Hedge fund Och-Ziff Capital Management Group filed to go public in a deal that could raise as much as $2 billion, CNBC’s David Faber reported.
“The key here is attracting talent,” Faber said on CNBC Monday. “If you have a competitor that has a stock out there, it’s going to be difficult for you if you don’t (recruit talent). This is a seminal moment for the hedge fund industry with so many of the big players conceivably going down the public route.”
The deal follows recent IPOs and planned offerings from investment groups such as Blackstone Group, Fortress Investment, GLG Partners and Third Point.

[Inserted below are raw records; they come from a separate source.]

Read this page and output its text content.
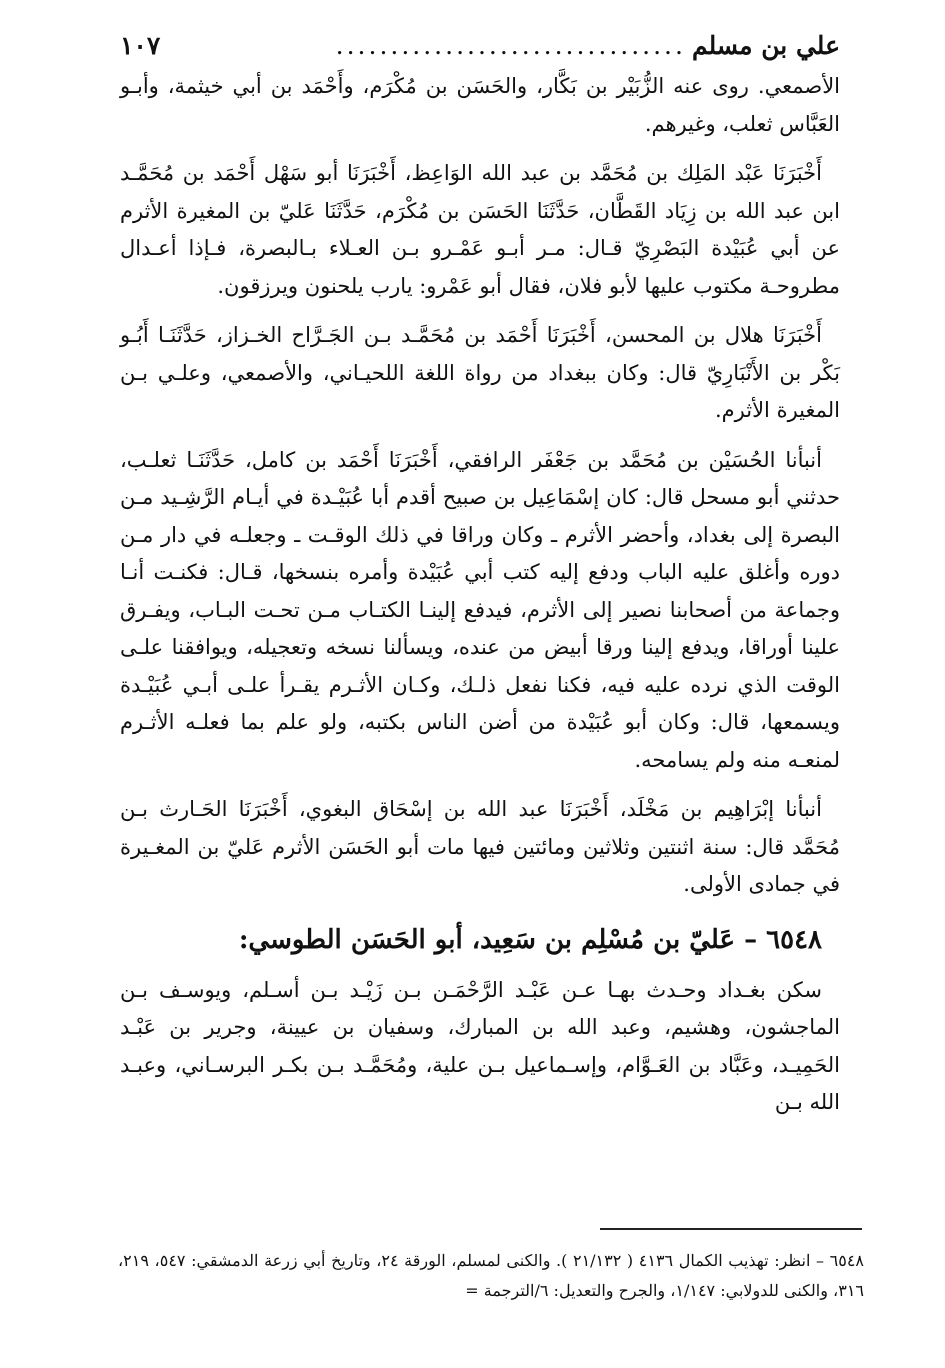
علي بن مسلم
................................
١٠٧

الأصمعي. روى عنه الزُّبَيْر بن بَكَّار، والحَسَن بن مُكْرَم، وأَحْمَد بن أبي خيثمة، وأبـو العَبَّاس ثعلب، وغيرهم.

أَخْبَرَنَا عَبْد المَلِك بن مُحَمَّد بن عبد الله الوَاعِظ، أَخْبَرَنَا أبو سَهْل أَحْمَد بن مُحَمَّـد ابن عبد الله بن زِيَاد القَطَّان، حَدَّثَنَا الحَسَن بن مُكْرَم، حَدَّثَنَا عَليّ بن المغيرة الأثرم عن أبي عُبَيْدة البَصْرِيّ قـال: مـر أبـو عَمْـرو بـن العـلاء بـالبصرة، فـإذا أعـدال مطروحـة مكتوب عليها لأبو فلان، فقال أبو عَمْرو: يارب يلحنون ويرزقون.

أَخْبَرَنَا هلال بن المحسن، أَخْبَرَنَا أَحْمَد بن مُحَمَّـد بـن الجَـرَّاح الخـزاز، حَدَّثَنَـا أَبُـو بَكْر بن الأَنْبَارِيّ قال: وكان ببغداد من رواة اللغة اللحيـاني، والأصمعي، وعلـي بـن المغيرة الأثرم.

أنبأنا الحُسَيْن بن مُحَمَّد بن جَعْفَر الرافقي، أَخْبَرَنَا أَحْمَد بن كامل، حَدَّثَنَـا ثعلـب، حدثني أبو مسحل قال: كان إسْمَاعِيل بن صبيح أقدم أبا عُبَيْـدة في أيـام الرَّشِـيد مـن البصرة إلى بغداد، وأحضر الأثرم ـ وكان وراقا في ذلك الوقـت ـ وجعلـه في دار مـن دوره وأغلق عليه الباب ودفع إليه كتب أبي عُبَيْدة وأمره بنسخها، قـال: فكنـت أنـا وجماعة من أصحابنا نصير إلى الأثرم، فيدفع إلينـا الكتـاب مـن تحـت البـاب، ويفـرق علينا أوراقا، ويدفع إلينا ورقا أبيض من عنده، ويسألنا نسخه وتعجيله، ويوافقنا علـى الوقت الذي نرده عليه فيه، فكنا نفعل ذلـك، وكـان الأثـرم يقـرأ علـى أبـي عُبَيْـدة ويسمعها، قال: وكان أبو عُبَيْدة من أضن الناس بكتبه، ولو علم بما فعلـه الأثـرم لمنعـه منه ولم يسامحه.

أنبأنا إبْرَاهِيم بن مَخْلَد، أَخْبَرَنَا عبد الله بن إسْحَاق البغوي، أَخْبَرَنَا الحَـارث بـن مُحَمَّد قال: سنة اثنتين وثلاثين ومائتين فيها مات أبو الحَسَن الأثرم عَليّ بن المغـيرة في جمادى الأولى.

٦٥٤٨ – عَليّ بن مُسْلِم بن سَعِيد، أبو الحَسَن الطوسي:

سكن بغـداد وحـدث بهـا عـن عَبْـد الرَّحْمَـن بـن زَيْـد بـن أسـلم، ويوسـف بـن الماجشون، وهشيم، وعبد الله بن المبارك، وسفيان بن عيينة، وجرير بن عَبْـد الحَمِيـد، وعَبَّاد بن العَـوَّام، وإسـماعيل بـن علية، ومُحَمَّـد بـن بكـر البرسـاني، وعبـد الله بـن

٦٥٤٨ – انظر: تهذيب الكمال ٤١٣٦ ( ٢١/١٣٢ ). والكنى لمسلم، الورقة ٢٤، وتاريخ أبي زرعة الدمشقي: ٥٤٧، ٢١٩، ٣١٦، والكنى للدولابي: ١/١٤٧، والجرح والتعديل: ٦/الترجمة =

Och-Ziff has about $26.8 billion under management, and much of that is invested in its OZ Master Fund, which accounts for about 65% of its assets under management.
Och-Ziff was founded in 1994 by former Goldman Sachs investor Daniel Och and the Ziff family. It has been well regarded in the $1.5 trillion hedge fund world, particularly for its knowledge of distressed debt and restructuring. The fund also engages in merger and convertible arbitrage, and invests in private equity and real estate.
Och-Ziff Capital Management Group earned a return of 15.7% in the last year and 12.2% over the last two- and five-year periods.
According to Faber, the existing partners plan to invest 100% of after-tax proceeds from the IPO into the hedge fund.
The Class A shares will represent limited liability company interests.
Goldman Sachs and Lehman Brothers will serve as co-lead managers for the planned IPO. The proposed NYSE symbol is OZM.